Will Gotkin is a recent graduate of The George Washington University and a regular contributor to GTJ.

Purim is probably the happiest holiday on the Jewish calendar. Kids dress up, adults get inebriated, and many people use the day to let loose. A person who has read the Purim story can see why. After all, it’s a day to celebrate the Jewish people’s escape from near annihilation! But a deeper understanding of the eternally applicable message of Purim can help us to better appreciate its greatness.

The story of Purim is the only story in the entire Tanach (Hebrew Bible) in which G-d’s name is not mentioned. The story appears to be one long string of crazy coincidences, and at the end, the Jews are saved from Haman’s wicked plot to destroy them. G-d is not mentioned, but only a fool couldn’t see that G-d was intricately involved throughout the entire story. There is an old saying that coincidence is an eleven-letter name for G-d. Purim demonstrates this sentiment in a powerful way.

The Purim story contains a message that is especially important for us today. There is a Mishna that teaches that one who recites the Megilla (scroll of Esther) backwards has not performed the obligation of reading the Megilla on Purim. The Baal Shemtov (18th century founder of Chassidism) expounds on this verse that one who reads the Megilla and thinks that the events of the story are things of the past that are not relevant to today has not fulfilled his obligation. The story of Purim is supposed to teach

every Jew how one should face life in all times.
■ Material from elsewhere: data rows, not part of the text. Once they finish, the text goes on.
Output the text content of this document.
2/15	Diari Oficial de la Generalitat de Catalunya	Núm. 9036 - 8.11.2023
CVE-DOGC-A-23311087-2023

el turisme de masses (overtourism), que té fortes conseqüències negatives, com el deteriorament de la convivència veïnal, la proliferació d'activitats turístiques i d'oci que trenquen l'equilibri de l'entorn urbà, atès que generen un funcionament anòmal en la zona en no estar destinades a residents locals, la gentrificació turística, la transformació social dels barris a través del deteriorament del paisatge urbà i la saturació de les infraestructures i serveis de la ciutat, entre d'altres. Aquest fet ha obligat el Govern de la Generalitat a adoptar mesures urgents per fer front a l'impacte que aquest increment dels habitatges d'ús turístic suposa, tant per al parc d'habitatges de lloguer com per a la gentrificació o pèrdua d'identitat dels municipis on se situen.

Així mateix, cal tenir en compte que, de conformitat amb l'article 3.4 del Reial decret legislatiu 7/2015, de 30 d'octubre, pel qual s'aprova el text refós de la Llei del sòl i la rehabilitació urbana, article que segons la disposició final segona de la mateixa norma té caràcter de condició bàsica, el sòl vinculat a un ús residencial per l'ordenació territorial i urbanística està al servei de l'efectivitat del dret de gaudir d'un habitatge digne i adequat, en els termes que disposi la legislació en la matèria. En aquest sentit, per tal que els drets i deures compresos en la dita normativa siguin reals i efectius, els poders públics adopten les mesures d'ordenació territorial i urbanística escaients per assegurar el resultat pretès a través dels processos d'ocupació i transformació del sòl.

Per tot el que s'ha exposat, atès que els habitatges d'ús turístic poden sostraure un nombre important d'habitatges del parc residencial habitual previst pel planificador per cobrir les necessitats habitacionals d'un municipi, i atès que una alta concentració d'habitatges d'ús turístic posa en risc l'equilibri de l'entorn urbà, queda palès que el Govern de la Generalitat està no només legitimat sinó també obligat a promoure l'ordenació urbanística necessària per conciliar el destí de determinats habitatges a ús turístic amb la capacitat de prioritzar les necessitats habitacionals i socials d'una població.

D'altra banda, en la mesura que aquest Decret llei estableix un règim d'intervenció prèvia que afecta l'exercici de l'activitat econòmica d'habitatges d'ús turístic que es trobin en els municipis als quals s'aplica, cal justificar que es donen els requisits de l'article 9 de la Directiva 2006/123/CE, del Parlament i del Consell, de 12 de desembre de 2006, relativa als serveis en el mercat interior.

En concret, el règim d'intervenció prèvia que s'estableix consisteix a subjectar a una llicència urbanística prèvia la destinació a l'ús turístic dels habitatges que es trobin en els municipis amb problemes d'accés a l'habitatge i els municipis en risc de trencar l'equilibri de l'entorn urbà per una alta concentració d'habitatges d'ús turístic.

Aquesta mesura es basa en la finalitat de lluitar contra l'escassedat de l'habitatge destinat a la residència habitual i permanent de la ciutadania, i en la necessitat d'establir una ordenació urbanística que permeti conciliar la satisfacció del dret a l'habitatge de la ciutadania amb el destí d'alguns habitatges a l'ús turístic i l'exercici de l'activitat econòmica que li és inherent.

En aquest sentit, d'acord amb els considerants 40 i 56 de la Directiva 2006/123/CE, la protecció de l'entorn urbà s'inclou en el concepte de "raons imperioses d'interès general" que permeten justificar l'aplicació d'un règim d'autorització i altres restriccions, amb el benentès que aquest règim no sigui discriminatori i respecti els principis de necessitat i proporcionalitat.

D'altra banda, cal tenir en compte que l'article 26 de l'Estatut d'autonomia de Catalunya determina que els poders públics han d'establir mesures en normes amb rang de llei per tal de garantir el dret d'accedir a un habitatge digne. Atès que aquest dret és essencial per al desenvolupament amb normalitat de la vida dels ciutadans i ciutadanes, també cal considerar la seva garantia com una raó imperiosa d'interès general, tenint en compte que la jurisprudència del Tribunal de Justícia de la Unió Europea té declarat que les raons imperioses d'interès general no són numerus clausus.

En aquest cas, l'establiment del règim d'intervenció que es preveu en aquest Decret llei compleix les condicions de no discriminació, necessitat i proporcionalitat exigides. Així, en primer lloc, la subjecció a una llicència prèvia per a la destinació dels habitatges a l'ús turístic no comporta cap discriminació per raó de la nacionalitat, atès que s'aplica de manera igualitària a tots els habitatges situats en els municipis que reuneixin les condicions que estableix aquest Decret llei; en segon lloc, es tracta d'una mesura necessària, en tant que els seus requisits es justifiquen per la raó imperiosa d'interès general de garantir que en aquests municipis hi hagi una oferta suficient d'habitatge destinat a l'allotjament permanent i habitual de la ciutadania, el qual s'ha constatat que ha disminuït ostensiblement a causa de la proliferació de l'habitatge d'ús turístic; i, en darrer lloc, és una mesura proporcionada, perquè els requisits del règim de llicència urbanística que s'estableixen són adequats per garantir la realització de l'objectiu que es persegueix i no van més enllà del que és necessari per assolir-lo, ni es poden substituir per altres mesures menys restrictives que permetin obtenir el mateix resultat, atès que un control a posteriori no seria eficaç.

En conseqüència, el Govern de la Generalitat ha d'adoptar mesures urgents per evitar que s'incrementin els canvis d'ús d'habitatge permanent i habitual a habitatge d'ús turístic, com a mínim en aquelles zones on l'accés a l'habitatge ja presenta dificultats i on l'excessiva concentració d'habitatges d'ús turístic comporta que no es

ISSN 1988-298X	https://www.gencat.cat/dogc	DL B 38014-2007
When we hear the word ‘miracle,’ most of us think of the obvious miracles such as the splitting of the Red Sea, the Ten Plagues, or the Chanukah oil burning for eight days. These were miracles in which G-d clearly demonstrated His rule over nature. However, the most superior type of miracle is one that occurs within nature. Chassidut explains that the entire purpose of creation was so that G-d could dwell within the lowest world – that of physicality or nature.
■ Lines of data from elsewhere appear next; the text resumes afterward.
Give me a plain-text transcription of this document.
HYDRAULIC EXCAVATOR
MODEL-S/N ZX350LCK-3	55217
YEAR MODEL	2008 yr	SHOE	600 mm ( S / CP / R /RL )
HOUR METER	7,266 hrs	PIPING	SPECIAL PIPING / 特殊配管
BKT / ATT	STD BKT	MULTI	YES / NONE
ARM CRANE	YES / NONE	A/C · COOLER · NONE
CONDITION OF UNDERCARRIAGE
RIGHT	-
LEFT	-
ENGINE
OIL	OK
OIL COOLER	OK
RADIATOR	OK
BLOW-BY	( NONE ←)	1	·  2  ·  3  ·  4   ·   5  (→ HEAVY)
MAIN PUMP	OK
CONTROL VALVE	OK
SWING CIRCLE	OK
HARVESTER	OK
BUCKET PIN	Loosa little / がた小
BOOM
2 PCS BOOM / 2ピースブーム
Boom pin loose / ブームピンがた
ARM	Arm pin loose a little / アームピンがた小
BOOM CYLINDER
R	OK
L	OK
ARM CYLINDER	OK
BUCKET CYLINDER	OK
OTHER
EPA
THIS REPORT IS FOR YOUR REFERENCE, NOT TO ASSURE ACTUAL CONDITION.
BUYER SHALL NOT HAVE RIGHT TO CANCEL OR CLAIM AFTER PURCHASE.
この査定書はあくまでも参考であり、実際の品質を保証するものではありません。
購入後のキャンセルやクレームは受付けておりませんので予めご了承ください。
Many of the nations and philosophies of the world believe today just as they did then that things occur in the world haphazardly. Everything is ‘random,’ some say. When we celebrate Purim we testify that this is not so! G-d runs the world and there is a plan. Our actions do matter and life has meaning and purpose. When we boo at the top of our lungs at the mention of Haman’s name during the Megilla reading, we are rejecting that entirely cracked way of seeing the world.

Many often wonder why G-d doesn’t perform open miracles today. The Baal Shem Tov teaches that hashgacha pratis (Divine Providence) is the means by which G-d communicates with us in our time. The goal of creation is that we as finite human beings living in a physical world should recognize and acknowledge G-d and G-d’s hand in everything in our mundane, everyday lives. The challenge is to see G-d and his constant miracles in everything – our workday, at the post-office, on the street, and in current events. Our job in this world is to see and be grateful for all of the miracles that take place in our lives.

Maimonides writes that in the Messianic era all 24 books of Tanach will be abrogated except the Five Books of Moses (the Torah) and Megillas Esther. This is because in the Messianic era G-d’s essence will be fully revealed in the world. By celebrating Purim we call this state of being into reality.[1]

Have a joyous, miraculous, and illuminating Purim!